Going off road with 3D scanning services
I remember when Google Street View first came out, I was amazed. Any street was open to me. Literally, I could pick a country and the pick a spot on a street and start exploring. I can still remember sitting at my desk one day zipping up and down the some narrow streets in Taiwan. There were a few times where I wanted to break off the beaten path and head down some small alleyway. The program had its limits, obviously. Since the camera was mounted on top of a car, the only thing that we would given were the main roads. A person would have to actually go there to do some real exploring. The camera could show you the outside of a building, but it wouldn’t show you what is inside. Now that is going to change. Google has some new 3D scanning services tricks with the Google Trekker.

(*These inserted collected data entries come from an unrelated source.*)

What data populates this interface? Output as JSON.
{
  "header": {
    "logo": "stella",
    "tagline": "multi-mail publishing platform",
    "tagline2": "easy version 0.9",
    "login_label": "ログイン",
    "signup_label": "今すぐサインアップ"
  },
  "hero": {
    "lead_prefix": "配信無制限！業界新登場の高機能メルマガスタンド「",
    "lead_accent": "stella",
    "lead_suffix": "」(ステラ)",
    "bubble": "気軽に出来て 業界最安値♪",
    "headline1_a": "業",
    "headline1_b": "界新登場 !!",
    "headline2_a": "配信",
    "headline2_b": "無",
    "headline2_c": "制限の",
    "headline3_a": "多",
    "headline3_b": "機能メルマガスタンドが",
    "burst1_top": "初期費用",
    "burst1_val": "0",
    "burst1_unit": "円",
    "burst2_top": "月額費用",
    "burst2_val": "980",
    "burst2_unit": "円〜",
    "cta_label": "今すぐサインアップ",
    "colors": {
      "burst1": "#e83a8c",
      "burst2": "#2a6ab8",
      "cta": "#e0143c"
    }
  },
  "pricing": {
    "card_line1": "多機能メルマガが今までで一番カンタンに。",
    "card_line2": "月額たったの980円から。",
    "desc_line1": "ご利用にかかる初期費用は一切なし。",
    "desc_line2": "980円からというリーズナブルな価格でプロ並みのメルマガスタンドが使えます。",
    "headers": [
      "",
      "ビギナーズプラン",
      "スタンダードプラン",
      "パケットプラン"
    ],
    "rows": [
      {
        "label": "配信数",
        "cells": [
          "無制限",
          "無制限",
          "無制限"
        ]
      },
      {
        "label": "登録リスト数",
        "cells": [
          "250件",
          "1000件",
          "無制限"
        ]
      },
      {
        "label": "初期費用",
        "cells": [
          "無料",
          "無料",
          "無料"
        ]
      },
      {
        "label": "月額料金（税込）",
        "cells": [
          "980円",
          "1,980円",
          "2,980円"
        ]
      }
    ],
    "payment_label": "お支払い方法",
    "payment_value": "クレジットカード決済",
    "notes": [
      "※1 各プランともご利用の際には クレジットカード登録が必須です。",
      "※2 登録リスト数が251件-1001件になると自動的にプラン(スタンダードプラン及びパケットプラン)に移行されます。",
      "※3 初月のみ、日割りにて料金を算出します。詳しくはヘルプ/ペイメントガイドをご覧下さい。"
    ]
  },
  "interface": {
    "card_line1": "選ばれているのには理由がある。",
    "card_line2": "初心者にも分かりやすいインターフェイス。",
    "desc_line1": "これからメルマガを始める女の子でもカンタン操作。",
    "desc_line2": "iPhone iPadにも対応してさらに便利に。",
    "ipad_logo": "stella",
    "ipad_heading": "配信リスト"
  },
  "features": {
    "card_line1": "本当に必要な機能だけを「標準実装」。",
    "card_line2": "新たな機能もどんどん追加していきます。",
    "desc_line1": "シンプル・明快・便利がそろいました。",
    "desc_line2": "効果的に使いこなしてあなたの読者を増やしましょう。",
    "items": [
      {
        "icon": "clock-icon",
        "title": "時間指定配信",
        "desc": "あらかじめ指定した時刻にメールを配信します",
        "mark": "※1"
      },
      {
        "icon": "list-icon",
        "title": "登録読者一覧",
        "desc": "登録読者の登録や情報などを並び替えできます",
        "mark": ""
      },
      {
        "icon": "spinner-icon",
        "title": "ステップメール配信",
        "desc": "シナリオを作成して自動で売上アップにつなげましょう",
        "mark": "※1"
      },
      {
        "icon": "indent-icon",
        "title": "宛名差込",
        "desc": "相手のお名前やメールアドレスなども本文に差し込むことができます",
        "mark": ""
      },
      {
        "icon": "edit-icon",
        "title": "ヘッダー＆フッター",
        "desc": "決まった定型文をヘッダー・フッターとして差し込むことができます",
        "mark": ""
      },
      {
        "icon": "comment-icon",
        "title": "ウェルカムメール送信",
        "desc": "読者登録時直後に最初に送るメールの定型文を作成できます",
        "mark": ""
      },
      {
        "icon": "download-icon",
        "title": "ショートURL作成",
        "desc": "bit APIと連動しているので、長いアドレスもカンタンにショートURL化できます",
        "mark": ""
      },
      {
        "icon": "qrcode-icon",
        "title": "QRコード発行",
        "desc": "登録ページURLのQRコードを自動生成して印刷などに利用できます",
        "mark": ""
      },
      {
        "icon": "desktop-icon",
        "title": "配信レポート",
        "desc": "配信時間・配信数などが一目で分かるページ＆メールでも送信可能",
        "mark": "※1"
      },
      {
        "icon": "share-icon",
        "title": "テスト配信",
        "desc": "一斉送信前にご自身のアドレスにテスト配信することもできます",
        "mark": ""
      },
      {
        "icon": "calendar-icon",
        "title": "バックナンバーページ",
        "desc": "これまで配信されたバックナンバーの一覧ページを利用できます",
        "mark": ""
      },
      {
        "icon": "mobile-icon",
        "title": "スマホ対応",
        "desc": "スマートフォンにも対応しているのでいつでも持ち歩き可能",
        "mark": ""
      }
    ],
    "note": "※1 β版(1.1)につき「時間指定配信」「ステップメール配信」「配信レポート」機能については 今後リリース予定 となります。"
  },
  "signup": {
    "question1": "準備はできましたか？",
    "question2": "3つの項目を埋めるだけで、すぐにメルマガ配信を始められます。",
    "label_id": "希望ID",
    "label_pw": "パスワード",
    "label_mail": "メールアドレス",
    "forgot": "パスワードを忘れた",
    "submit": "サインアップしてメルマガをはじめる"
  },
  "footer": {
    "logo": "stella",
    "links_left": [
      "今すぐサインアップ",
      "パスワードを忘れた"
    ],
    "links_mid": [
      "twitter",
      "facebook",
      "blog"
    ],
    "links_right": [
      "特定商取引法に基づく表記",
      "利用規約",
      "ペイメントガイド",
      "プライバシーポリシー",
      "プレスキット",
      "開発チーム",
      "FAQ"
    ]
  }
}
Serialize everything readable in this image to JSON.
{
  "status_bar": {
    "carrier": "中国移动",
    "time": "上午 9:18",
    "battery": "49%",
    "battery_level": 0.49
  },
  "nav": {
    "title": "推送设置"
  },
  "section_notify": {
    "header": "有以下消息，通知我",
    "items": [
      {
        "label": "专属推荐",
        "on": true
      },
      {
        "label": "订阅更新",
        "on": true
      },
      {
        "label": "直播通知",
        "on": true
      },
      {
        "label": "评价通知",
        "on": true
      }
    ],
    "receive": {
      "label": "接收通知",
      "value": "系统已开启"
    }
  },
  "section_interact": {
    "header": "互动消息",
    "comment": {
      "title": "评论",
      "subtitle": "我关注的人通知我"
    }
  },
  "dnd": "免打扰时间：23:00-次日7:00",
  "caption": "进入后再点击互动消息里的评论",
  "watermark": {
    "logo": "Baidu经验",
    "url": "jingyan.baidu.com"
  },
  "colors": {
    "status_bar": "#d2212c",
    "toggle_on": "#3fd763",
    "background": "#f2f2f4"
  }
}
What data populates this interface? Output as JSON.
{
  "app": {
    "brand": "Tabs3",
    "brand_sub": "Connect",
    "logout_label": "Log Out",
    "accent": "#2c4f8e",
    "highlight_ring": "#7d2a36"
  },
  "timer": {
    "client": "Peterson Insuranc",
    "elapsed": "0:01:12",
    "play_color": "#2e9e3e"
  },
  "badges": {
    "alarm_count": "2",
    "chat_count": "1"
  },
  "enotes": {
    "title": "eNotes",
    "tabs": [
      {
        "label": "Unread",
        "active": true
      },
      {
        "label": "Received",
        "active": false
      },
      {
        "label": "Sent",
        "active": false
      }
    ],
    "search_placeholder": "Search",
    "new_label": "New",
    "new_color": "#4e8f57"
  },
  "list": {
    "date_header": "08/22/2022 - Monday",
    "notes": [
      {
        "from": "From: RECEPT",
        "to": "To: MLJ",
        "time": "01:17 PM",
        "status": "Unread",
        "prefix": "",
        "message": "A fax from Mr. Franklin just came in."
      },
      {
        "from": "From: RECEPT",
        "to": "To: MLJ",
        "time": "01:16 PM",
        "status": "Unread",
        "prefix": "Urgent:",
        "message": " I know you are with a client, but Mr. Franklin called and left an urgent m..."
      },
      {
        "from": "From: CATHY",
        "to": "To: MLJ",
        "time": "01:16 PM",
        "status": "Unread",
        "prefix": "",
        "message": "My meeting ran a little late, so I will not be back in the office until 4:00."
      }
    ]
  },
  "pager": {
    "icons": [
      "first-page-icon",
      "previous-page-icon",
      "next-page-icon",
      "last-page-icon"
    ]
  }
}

3D scanning services on your back
The new backpack made by Google is going to give you a fuller virtual tour experience of the the world. This is also good news for those out there who love to get out on their own two feet and explore. Google has found a way to combine this 3D scanning services device on the Google Street viewer with the trekking spirit. The scanning is now going off road to explore hard or impossible to drive places like buildings or remote spots. They have taken all of that 3D scanning services technology and stuck it in a back-pack. The thing looks like a robot getting a piggyback ride. All you have to do is strap it on and head out. It sounds like it would be quite burdensome, but it only weighs forty-four pounds.
Open the world up to you
It is ready for the hiker to start collecting images or the rest of this world that is not already mapped in the virtual world. Now, instead of just seeing the world from the main roads, you can take a look inside buildings as long as they have been scanned using 3D scanning services. Just think of the advantage having this could be. Imagine exploring a street on Google Street View and you happen to see a mall that you might want to go to. Well, how about just going in and checking it out. The Trekker could do that. All it needs is a person to put on the backpack and go strolling through the mall. How about going into some national park to an area that won’t allow vehicles? Nobody is going to stop someone with a backpack I don’t think. This thing also has a good potential for video games. Make your own world the virtual world that you play in.
This is what happens when 3D scanning services starts getting creative. Google seems to have a goal to digitize your world for you. So be on the lookout for guys with funny bulky backpacks. Be sure not to slap him on the back, though, or you might break the scanner.